Wenn ich noch ein Wort zu dem vorliegenden Antrag sagen darf: Den spürbaren und sichtbaren, weil finanziell nachrechenbaren Ausdruck dieser verbesserten Lage kann man im Einzelplan 11 nachlesen, nämlich bei dem Titel mit der Überweisung an die Bundesanstalt für Arbeit. Ursprünglich waren im Regierungsentwurf 2,3 Milliarden DM für die Bundesanstalt in Nürnberg vorgesehen.
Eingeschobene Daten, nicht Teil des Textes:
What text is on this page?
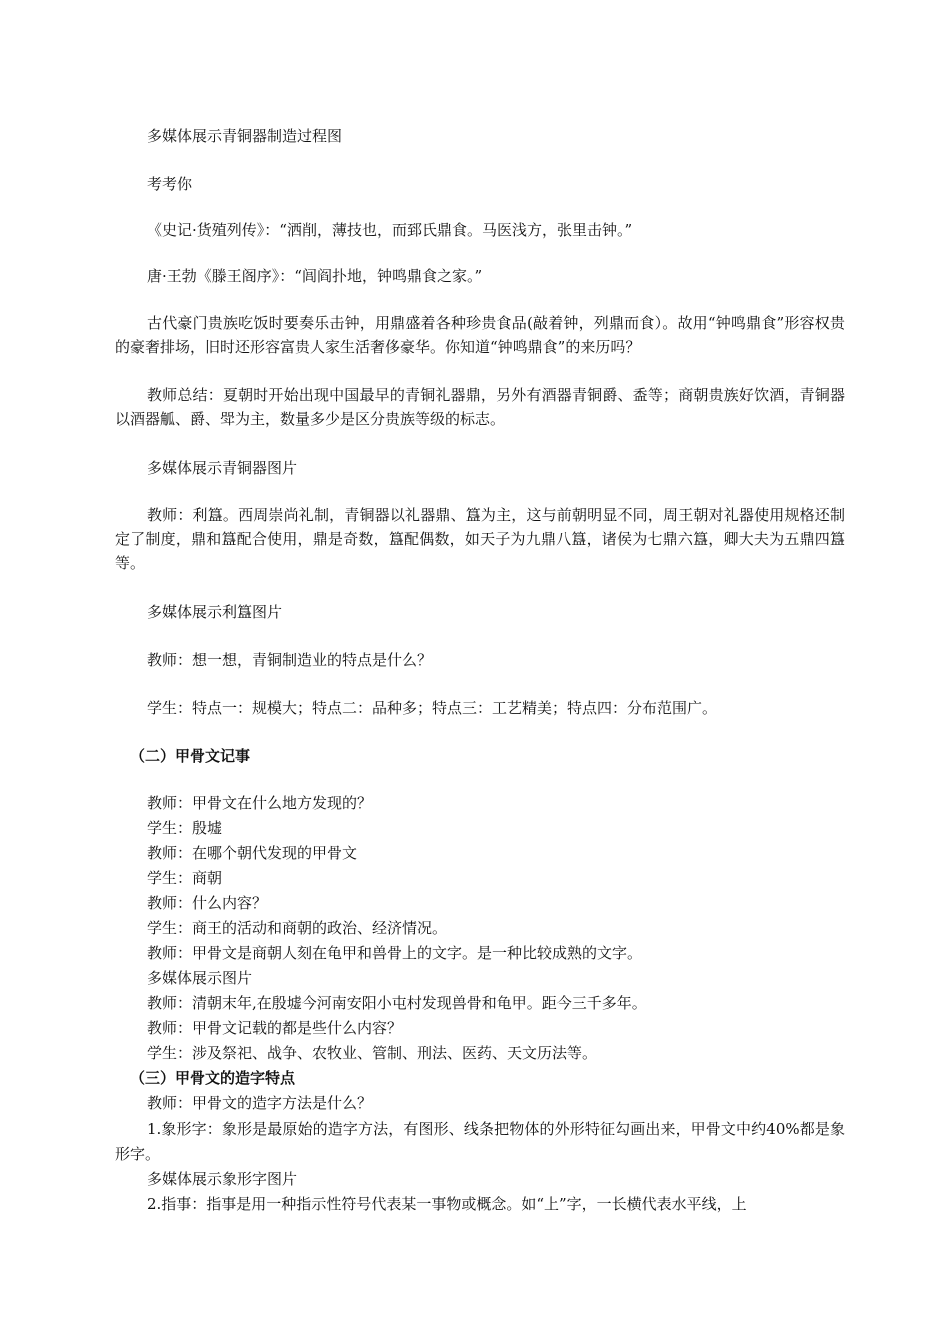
多媒体展示青铜器制造过程图

考考你

《史记·货殖列传》：“洒削，薄技也，而郅氏鼎食。马医浅方，张里击钟。”

唐·王勃《滕王阁序》：“闾阎扑地，钟鸣鼎食之家。”

古代豪门贵族吃饭时要奏乐击钟，用鼎盛着各种珍贵食品(敲着钟，列鼎而食）。故用“钟鸣鼎食”形容权贵的豪奢排场，旧时还形容富贵人家生活奢侈豪华。你知道“钟鸣鼎食”的来历吗？

教师总结：夏朝时开始出现中国最早的青铜礼器鼎，另外有酒器青铜爵、盉等；商朝贵族好饮酒，青铜器以酒器觚、爵、斝为主，数量多少是区分贵族等级的标志。

多媒体展示青铜器图片

教师：利簋。西周崇尚礼制，青铜器以礼器鼎、簋为主，这与前朝明显不同，周王朝对礼器使用规格还制定了制度，鼎和簋配合使用，鼎是奇数，簋配偶数，如天子为九鼎八簋，诸侯为七鼎六簋，卿大夫为五鼎四簋等。

多媒体展示利簋图片

教师：想一想，青铜制造业的特点是什么？

学生：特点一：规模大；特点二：品种多；特点三：工艺精美；特点四：分布范围广。

（二）甲骨文记事

教师：甲骨文在什么地方发现的？

学生：殷墟

教师：在哪个朝代发现的甲骨文

学生：商朝

教师：什么内容？

学生：商王的活动和商朝的政治、经济情况。

教师：甲骨文是商朝人刻在龟甲和兽骨上的文字。是一种比较成熟的文字。

多媒体展示图片

教师：清朝末年,在殷墟今河南安阳小屯村发现兽骨和龟甲。距今三千多年。

教师：甲骨文记载的都是些什么内容？

学生：涉及祭祀、战争、农牧业、管制、刑法、医药、天文历法等。

（三）甲骨文的造字特点

教师：甲骨文的造字方法是什么？

1.象形字：象形是最原始的造字方法，有图形、线条把物体的外形特征勾画出来，甲骨文中约40%都是象形字。

多媒体展示象形字图片

2.指事：指事是用一种指示性符号代表某一事物或概念。如“上”字，一长横代表水平线，上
Wir haben diesen Titel auf 1,6 Milliarden DM senken können und haben dafür gleichzeitig die als Darlehen vorgesehenen 300 Millionen DM haushaltstechnisch so eingerichtet, daß dieses rückzahlbare Darlehen von 300 Millionen DM, falls das notwendig wird, als Zuschuß verwendet werden kann.
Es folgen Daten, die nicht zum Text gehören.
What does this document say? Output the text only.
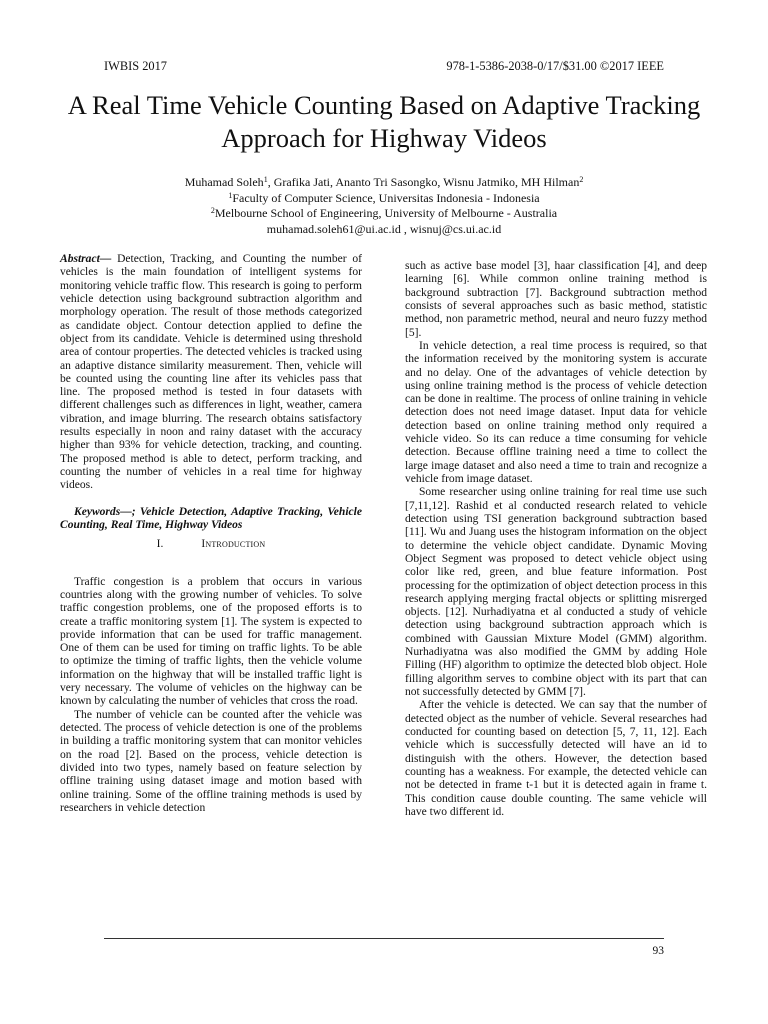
IWBIS 2017	978-1-5386-2038-0/17/$31.00 ©2017 IEEE
A Real Time Vehicle Counting Based on Adaptive Tracking Approach for Highway Videos
Muhamad Soleh$^1$, Grafika Jati, Ananto Tri Sasongko, Wisnu Jatmiko, MH Hilman$^2$
$^1$Faculty of Computer Science, Universitas Indonesia - Indonesia
$^2$Melbourne School of Engineering, University of Melbourne - Australia
muhamad.soleh61@ui.ac.id , wisnuj@cs.ui.ac.id

Abstract— Detection, Tracking, and Counting the number of vehicles is the main foundation of intelligent systems for monitoring vehicle traffic flow. This research is going to perform vehicle detection using background subtraction algorithm and morphology operation. The result of those methods categorized as candidate object. Contour detection applied to define the object from its candidate. Vehicle is determined using threshold area of contour properties. The detected vehicles is tracked using an adaptive distance similarity measurement. Then, vehicle will be counted using the counting line after its vehicles pass that line. The proposed method is tested in four datasets with different challenges such as differences in light, weather, camera vibration, and image blurring. The research obtains satisfactory results especially in noon and rainy dataset with the accuracy higher than 93% for vehicle detection, tracking, and counting. The proposed method is able to detect, perform tracking, and counting the number of vehicles in a real time for highway videos.

Keywords—; Vehicle Detection, Adaptive Tracking, Vehicle Counting, Real Time, Highway Videos

I.	Introduction

Traffic congestion is a problem that occurs in various countries along with the growing number of vehicles. To solve traffic congestion problems, one of the proposed efforts is to create a traffic monitoring system [1]. The system is expected to provide information that can be used for traffic management. One of them can be used for timing on traffic lights. To be able to optimize the timing of traffic lights, then the vehicle volume information on the highway that will be installed traffic light is very necessary. The volume of vehicles on the highway can be known by calculating the number of vehicles that cross the road.

The number of vehicle can be counted after the vehicle was detected. The process of vehicle detection is one of the problems in building a traffic monitoring system that can monitor vehicles on the road [2]. Based on the process, vehicle detection is divided into two types, namely based on feature selection by offline training using dataset image and motion based with online training. Some of the offline training methods is used by researchers in vehicle detection

such as active base model [3], haar classification [4], and deep learning [6]. While common online training method is background subtraction [7]. Background subtraction method consists of several approaches such as basic method, statistic method, non parametric method, neural and neuro fuzzy method [5].

In vehicle detection, a real time process is required, so that the information received by the monitoring system is accurate and no delay. One of the advantages of vehicle detection by using online training method is the process of vehicle detection can be done in realtime. The process of online training in vehicle detection does not need image dataset. Input data for vehicle detection based on online training method only required a vehicle video. So its can reduce a time consuming for vehicle detection. Because offline training need a time to collect the large image dataset and also need a time to train and recognize a vehicle from image dataset.

Some researcher using online training for real time use such [7,11,12]. Rashid et al conducted research related to vehicle detection using TSI generation background subtraction based [11]. Wu and Juang uses the histogram information on the object to determine the vehicle object candidate. Dynamic Moving Object Segment was proposed to detect vehicle object using color like red, green, and blue feature information. Post processing for the optimization of object detection process in this research applying merging fractal objects or splitting misrerged objects. [12]. Nurhadiyatna et al conducted a study of vehicle detection using background subtraction approach which is combined with Gaussian Mixture Model (GMM) algorithm. Nurhadiyatna was also modified the GMM by adding Hole Filling (HF) algorithm to optimize the detected blob object. Hole filling algorithm serves to combine object with its part that can not successfully detected by GMM [7].

After the vehicle is detected. We can say that the number of detected object as the number of vehicle. Several researches had conducted for counting based on detection [5, 7, 11, 12]. Each vehicle which is successfully detected will have an id to distinguish with the others. However, the detection based counting has a weakness. For example, the detected vehicle can not be detected in frame t-1 but it is detected again in frame t. This condition cause double counting. The same vehicle will have two different id.

93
Meine Damen und Herren, Herr Wittgenstein hat sich noch einmal über den Zivildienst ausgelassen. Ich will da nicht nachklappen, sondern nur folgendes sagen. Es ist richtig, daß der Zivildienst in den letzten Jahren jedenfalls bei uns im Haushaltsausschuß häufig ein Problemkind war. Nur muß man auch da, damit es keine Mißverständnisse gibt, nach dem Verursacherprinzip vorgehen. Es ist Sache des Parlaments, endlich ein Gesetz zu verabschieden, das die Zivildienstleistenden in die Lage versetzt, zu wissen, was denn in den nächsten Jahren sein wird oder nicht sein wird.
Das, was wir in den letzten Jahren gehabt haben, ist „rein in die Kartoffeln, raus aus den Kartoffeln", und das geht so nicht weiter.
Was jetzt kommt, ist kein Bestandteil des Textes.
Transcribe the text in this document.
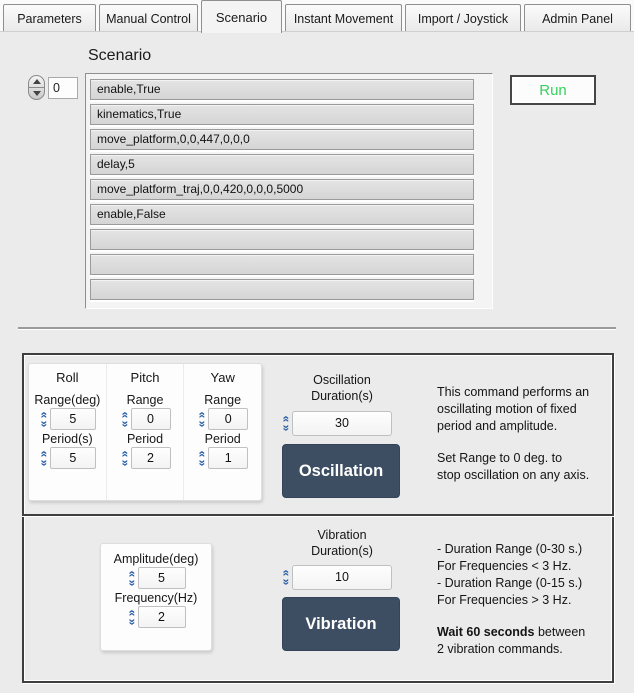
Parameters	Manual Control	Scenario	Instant Movement	Import / Joystick	Admin Panel
Scenario
0	enable,True
kinematics,True
move_platform,0,0,447,0,0,0
delay,5
move_platform_traj,0,0,420,0,0,0,5000
enable,False
Run
Roll
Range(deg)
«
»
5
Period(s)
«
»
5
Pitch
Range
«
»
0
Period
«
»
2
Yaw
Range
«
»
0
Period
«
»
1
Oscillation
Duration(s)
«
»
30
Oscillation
This command performs an
oscillating motion of fixed
period and amplitude.
Set Range to 0 deg. to
stop oscillation on any axis.
Amplitude(deg)
«
»
5
Frequency(Hz)
«
»
2
Vibration
Duration(s)
«
»
10
Vibration
- Duration Range (0-30 s.)
For Frequencies < 3 Hz.
- Duration Range (0-15 s.)
For Frequencies > 3 Hz.
Wait 60 seconds between
2 vibration commands.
Bei 30 000 Zivildienstleistenden, die wir im Haushalt 1980 finanziell abgedeckt haben, stehen 43 000 Plätze zur Verfügung. Das heißt, das Problem ist umgekehrt worden: Wir haben mehr Zivildienstplätze, als wir Zivildienstleistende haben. Deshalb mein Appell an alle Fraktionen, doch noch einmal den Versuch zu machen, ein Gesetz zu verabschieden, damit die Betroffenen wissen, woran sie sind und auf welche Weise sie in Zukunft weiterarbeiten können.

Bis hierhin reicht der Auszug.